Violence against women decried by students in Manila

With purple ribbons on their wrists, more than 3,000 students, teachers and nuns from the Catholic-run St. Scholastica's College in Manila, flash the No.1 sign as they dance at their quadrangle to take part in the global campaign to end violence against women and girls dubbed One Billion Rising Friday, Feb. 13, 2015 in Manila, Philippines. AP/Bullit Marquez

MANILA, Philippines — Around 4,000 mostly female students from a Roman Catholic school in Manila stomped their feet and raised their hands Friday as they danced to call for an end to violence against women and girls.

The gathering — which included students ranging from kindergarteners to master's degree candidates, and about a dozen nuns — was part of a global campaign called One Billion Rising.
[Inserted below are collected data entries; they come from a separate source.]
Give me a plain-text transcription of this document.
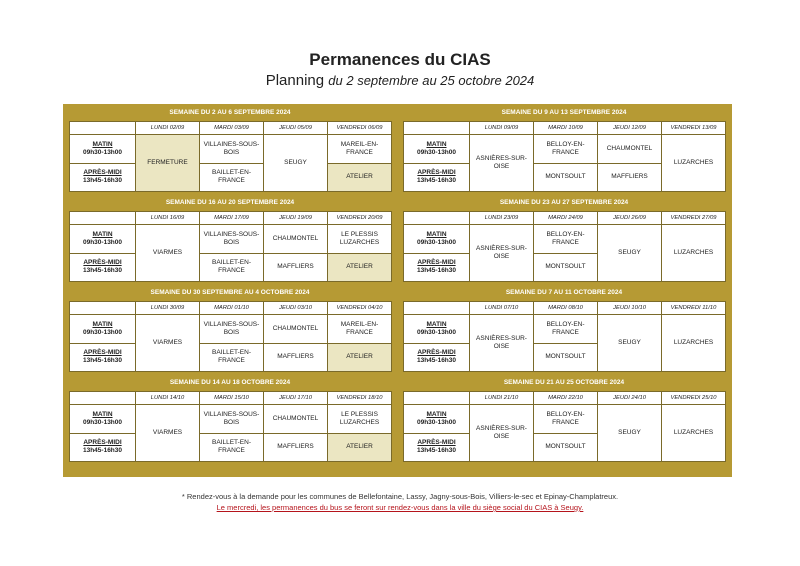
Permanences du CIAS
Planning du 2 septembre au 25 octobre 2024
SEMAINE DU 2 AU 6 SEPTEMBRE 2024
	LUNDI 02/09	MARDI 03/09	JEUDI 05/09	VENDREDI 06/09

MATIN
09h30-13h00	FERMETURE	VILLAINES-SOUS-BOIS	SEUGY	MAREIL-EN-FRANCE

APRÈS-MIDI
13h45-16h30		BAILLET-EN-FRANCE		ATELIER
SEMAINE DU 9 AU 13 SEPTEMBRE 2024
	LUNDI 09/09	MARDI 10/09	JEUDI 12/09	VENDREDI 13/09

MATIN
09h30-13h00	ASNIÈRES-SUR-OISE	BELLOY-EN-FRANCE	CHAUMONTEL	LUZARCHES

APRÈS-MIDI
13h45-16h30		MONTSOULT	MAFFLIERS	
SEMAINE DU 16 AU 20 SEPTEMBRE 2024
	LUNDI 16/09	MARDI 17/09	JEUDI 19/09	VENDREDI 20/09

MATIN
09h30-13h00	VIARMES	VILLAINES-SOUS-BOIS	CHAUMONTEL	LE PLESSIS LUZARCHES

APRÈS-MIDI
13h45-16h30		BAILLET-EN-FRANCE	MAFFLIERS	ATELIER
SEMAINE DU 23 AU 27 SEPTEMBRE 2024
	LUNDI 23/09	MARDI 24/09	JEUDI 26/09	VENDREDI 27/09

MATIN
09h30-13h00	ASNIÈRES-SUR-OISE	BELLOY-EN-FRANCE	SEUGY	LUZARCHES

APRÈS-MIDI
13h45-16h30		MONTSOULT		
SEMAINE DU 30 SEPTEMBRE AU 4 OCTOBRE 2024
	LUNDI 30/09	MARDI 01/10	JEUDI 03/10	VENDREDI 04/10

MATIN
09h30-13h00	VIARMES	VILLAINES-SOUS-BOIS	CHAUMONTEL	MAREIL-EN-FRANCE

APRÈS-MIDI
13h45-16h30		BAILLET-EN-FRANCE	MAFFLIERS	ATELIER
SEMAINE DU 7 AU 11 OCTOBRE 2024
	LUNDI 07/10	MARDI 08/10	JEUDI 10/10	VENDREDI 11/10

MATIN
09h30-13h00	ASNIÈRES-SUR-OISE	BELLOY-EN-FRANCE	SEUGY	LUZARCHES

APRÈS-MIDI
13h45-16h30		MONTSOULT		
SEMAINE DU 14 AU 18 OCTOBRE 2024
	LUNDI 14/10	MARDI 15/10	JEUDI 17/10	VENDREDI 18/10

MATIN
09h30-13h00	VIARMES	VILLAINES-SOUS-BOIS	CHAUMONTEL	LE PLESSIS LUZARCHES

APRÈS-MIDI
13h45-16h30		BAILLET-EN-FRANCE	MAFFLIERS	ATELIER
SEMAINE DU 21 AU 25 OCTOBRE 2024
	LUNDI 21/10	MARDI 22/10	JEUDI 24/10	VENDREDI 25/10

MATIN
09h30-13h00	ASNIÈRES-SUR-OISE	BELLOY-EN-FRANCE	SEUGY	LUZARCHES

APRÈS-MIDI
13h45-16h30		MONTSOULT		
* Rendez-vous à la demande pour les communes de Bellefontaine, Lassy, Jagny-sous-Bois, Villiers-le-sec et Epinay-Champlatreux.
Le mercredi, les permanences du bus se feront sur rendez-vous dans la ville du siège social du CIAS à Seugy.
Filipino actress Monique Wilson, a director of the movement that was started three years ago, said U.N. statistics show one in three women — or 1 billion — will be raped or beaten in her lifetime.

"Violence against women and children has escalated and worsened — domestic violence, sexual assault, trafficking, cyber pornography, kidnapping — that there is hardly space for women and children," the school said in a statement, noting that hundreds of Nigerian schoolgirls kidnapped last year by Islamic militants remain missing.

Sister Mary Francis Dizon, the school's president, danced wearing a pink "One Billion Rising" shirt over her white nun's frock. "We rise, revolt and dance to a future when there is no more violence, when social structures and relationships protect and support the vulnerable, and when women and children are safe, secure and empowered," she said.